Ultimately Bahnson and Wirzba affirm our need to reconnect with earth and the land beneath our feet on both an individual and a communal scale. Our present and future problems with Food and Energy are not, at their core, technological or political; they are spiritual, flowing from some deep misunderstandings of who we are in relation to the created world. A spiritual problem requires a spiritual solution that Wirzba finds in the Christology of St. Paul,
To be in Christ means that we can no longer look at any creature in terms of political maneuvering, economic profitability or self-enhancement. If everything has become new because we now behold and engage it through him, then literally everything is wrapped within God’s creating, healing, feeding and reconciling ways.
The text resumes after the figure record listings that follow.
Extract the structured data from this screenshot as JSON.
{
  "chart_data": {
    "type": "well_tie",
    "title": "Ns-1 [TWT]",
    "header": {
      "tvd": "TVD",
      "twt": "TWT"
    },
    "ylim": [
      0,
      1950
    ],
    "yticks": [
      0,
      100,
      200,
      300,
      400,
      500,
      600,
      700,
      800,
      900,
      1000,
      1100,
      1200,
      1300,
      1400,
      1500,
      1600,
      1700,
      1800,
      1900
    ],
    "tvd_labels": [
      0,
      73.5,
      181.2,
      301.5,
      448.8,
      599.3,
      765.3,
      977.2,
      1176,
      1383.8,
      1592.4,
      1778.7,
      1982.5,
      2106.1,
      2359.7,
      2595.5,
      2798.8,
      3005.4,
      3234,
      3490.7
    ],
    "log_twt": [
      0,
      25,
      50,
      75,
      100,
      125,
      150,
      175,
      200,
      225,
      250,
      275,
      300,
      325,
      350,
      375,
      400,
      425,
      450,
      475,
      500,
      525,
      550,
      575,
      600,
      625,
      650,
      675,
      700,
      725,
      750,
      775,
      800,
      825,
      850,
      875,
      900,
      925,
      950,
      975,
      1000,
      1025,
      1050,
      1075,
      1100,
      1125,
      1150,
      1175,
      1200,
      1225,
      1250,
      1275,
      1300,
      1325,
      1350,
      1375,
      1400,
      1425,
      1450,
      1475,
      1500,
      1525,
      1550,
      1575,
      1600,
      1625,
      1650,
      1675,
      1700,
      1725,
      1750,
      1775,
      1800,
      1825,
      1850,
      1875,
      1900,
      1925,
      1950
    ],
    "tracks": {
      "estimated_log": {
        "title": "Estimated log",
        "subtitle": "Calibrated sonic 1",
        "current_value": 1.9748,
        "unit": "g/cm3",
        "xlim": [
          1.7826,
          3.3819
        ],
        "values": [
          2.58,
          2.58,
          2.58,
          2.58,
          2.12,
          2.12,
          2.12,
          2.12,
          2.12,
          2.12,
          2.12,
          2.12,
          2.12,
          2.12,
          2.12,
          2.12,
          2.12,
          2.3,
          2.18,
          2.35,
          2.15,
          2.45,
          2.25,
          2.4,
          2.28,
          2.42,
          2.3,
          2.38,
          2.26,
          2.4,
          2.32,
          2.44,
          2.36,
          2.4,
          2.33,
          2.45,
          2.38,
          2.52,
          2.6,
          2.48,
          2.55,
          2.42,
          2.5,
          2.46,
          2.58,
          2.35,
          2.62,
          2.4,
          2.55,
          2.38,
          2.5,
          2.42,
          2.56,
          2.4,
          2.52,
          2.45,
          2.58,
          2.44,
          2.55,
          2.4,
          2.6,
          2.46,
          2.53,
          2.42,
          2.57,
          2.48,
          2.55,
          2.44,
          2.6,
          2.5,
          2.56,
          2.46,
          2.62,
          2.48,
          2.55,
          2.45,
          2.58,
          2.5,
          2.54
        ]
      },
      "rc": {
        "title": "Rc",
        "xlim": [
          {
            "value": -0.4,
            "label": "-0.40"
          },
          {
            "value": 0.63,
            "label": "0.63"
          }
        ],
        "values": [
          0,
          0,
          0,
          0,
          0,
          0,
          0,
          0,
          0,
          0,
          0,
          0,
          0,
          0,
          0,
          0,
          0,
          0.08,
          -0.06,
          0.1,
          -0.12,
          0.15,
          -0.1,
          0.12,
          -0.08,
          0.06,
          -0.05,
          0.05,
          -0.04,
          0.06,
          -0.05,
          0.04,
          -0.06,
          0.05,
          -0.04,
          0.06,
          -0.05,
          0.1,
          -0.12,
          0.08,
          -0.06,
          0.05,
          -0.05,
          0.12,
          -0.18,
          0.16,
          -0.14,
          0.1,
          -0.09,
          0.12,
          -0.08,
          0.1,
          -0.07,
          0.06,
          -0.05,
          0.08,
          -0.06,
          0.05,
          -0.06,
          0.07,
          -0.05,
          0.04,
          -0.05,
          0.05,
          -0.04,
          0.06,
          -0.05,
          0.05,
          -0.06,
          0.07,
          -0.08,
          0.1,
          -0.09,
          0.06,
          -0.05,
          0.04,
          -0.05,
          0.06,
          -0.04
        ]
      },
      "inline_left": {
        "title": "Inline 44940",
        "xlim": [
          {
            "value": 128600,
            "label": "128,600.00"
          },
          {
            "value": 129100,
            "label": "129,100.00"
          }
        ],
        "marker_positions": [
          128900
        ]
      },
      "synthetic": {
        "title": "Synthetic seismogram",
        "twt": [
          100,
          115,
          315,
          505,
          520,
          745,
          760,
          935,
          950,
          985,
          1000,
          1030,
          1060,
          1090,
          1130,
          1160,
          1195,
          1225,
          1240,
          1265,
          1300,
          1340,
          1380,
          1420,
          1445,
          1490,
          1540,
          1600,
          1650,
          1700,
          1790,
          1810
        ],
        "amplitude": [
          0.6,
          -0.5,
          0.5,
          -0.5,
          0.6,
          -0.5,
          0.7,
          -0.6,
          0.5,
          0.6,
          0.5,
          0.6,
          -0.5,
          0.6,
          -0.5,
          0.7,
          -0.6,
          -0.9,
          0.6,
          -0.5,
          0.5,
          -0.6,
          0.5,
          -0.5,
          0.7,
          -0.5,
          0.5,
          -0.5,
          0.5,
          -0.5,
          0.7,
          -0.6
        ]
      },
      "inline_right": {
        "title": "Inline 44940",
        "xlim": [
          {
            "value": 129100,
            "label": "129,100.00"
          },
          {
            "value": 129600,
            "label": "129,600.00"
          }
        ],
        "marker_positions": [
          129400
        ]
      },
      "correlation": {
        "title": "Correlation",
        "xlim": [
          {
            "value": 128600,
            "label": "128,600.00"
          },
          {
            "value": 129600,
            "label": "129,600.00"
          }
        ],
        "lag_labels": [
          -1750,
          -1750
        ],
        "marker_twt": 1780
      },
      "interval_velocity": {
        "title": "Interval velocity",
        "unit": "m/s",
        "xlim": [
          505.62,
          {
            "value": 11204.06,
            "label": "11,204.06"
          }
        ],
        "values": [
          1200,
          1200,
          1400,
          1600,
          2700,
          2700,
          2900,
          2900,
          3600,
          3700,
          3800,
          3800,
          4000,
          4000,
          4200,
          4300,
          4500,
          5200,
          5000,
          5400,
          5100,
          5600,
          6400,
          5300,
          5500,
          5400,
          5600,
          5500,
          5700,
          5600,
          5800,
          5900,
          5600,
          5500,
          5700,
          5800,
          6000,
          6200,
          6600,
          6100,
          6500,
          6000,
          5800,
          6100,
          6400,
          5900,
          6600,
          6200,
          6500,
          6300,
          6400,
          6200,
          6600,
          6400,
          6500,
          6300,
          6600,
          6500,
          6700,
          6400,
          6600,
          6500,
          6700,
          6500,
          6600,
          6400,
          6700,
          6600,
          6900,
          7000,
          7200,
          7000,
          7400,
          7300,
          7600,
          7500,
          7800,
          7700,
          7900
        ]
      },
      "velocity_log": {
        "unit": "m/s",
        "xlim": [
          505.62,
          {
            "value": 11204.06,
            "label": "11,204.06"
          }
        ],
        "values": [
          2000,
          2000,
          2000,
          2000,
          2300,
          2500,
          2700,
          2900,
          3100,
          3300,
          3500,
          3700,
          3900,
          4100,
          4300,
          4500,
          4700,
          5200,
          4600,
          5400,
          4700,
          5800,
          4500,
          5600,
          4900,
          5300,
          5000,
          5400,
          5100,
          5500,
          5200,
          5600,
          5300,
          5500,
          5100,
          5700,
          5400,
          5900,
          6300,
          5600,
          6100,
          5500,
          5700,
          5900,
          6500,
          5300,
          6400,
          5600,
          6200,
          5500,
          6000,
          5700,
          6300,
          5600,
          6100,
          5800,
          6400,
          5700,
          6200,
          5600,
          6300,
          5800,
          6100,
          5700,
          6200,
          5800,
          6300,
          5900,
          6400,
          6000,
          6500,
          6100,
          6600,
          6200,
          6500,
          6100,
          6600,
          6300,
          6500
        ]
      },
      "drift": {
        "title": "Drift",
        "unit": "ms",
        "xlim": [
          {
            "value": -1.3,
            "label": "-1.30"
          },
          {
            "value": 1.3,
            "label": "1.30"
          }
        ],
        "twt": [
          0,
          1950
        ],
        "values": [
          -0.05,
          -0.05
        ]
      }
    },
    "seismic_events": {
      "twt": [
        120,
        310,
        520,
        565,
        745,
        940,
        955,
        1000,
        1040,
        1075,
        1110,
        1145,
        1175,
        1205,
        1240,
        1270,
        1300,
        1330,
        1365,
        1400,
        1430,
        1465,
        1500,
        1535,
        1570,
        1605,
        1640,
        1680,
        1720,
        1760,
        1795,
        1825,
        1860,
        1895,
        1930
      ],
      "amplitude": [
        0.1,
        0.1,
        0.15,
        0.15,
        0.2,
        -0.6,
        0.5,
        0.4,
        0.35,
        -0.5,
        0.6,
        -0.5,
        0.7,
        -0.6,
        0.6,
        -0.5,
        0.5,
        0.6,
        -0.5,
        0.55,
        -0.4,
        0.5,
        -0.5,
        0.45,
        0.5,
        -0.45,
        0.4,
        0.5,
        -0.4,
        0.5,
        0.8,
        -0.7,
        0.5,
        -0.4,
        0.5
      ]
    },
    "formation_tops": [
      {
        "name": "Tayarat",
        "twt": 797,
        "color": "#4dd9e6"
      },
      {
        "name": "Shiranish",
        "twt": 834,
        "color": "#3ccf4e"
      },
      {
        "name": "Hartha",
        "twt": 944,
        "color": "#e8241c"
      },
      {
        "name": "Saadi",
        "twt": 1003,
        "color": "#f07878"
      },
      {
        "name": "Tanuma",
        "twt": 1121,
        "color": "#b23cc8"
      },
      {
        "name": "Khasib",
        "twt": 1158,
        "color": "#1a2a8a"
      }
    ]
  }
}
And Bahnson sees a need to revisit our liturgical practices, "Our table fellowship needs to be extended to include the fields and how our food is grown, and it needs to be extended to include those who hunger."
We are invited to learn of (and begin turning away from) the land abuses of industrial farming and literally to take the earth back into our own hands—not unlike God's own action in Genesis 2. It's a primal act that has served humanity well for maybe 10,000 years. The book calls us outside—to pick up our shovels, rakes and seed; plant gardens (or support those who do); recognize our dependence upon this earth and each other; and thank God by reviving grace at meals.
Key issues are kept front and center. In an almost seamless fashion, the book blends the theological and practical aspects of our challenging relationships with Creation. It shows that the distance from reflection to action is not so great as we may have thought. The style of both writers is welcoming to the common reader, clearly expressed ideas in language that is a pleasure to read—even when the subject under discussion is troubling.
If you don't yet see how your food and energy needs are implicated in your Christian faith, then this book will have much to say to you. If you are a person of faith who is concerned about these matters—if you are troubled by Industrial Agriculture's grip on food production and by Big Energy's willingness to destroy whole ecosystems in order to feed our endless appetite for power—you will want to explore in more detail how it all relates to the scriptural traditions of our faith and how it might play out in our worship and spirituality. Making Peace with the Land is an excellent starting point.
The book ends with a guide to further reading, including such key resources as a collection of essays by Wendell Berry, The Art of the Commonplace, and Ellen Davis' fertile study, Scripture, Culture, and Agriculture: An Agrarian Reading of the Bible. There is also a study guide with questions that could provide excellent focus for a group reading of the book.
What could it mean to be "reconciled with the land"? What would that look like in action in your life or mine?
It could mean that each of our understandings, decisions and actions will be grounded in a deep awareness of and affection for the created world. We are all part of it, members of this Creation. And this knowledge carries with it a certain responsibility to cherish the land from which all good things flow and to discover or re-discover ways to live well from it without exploiting or wounding it beyond repair.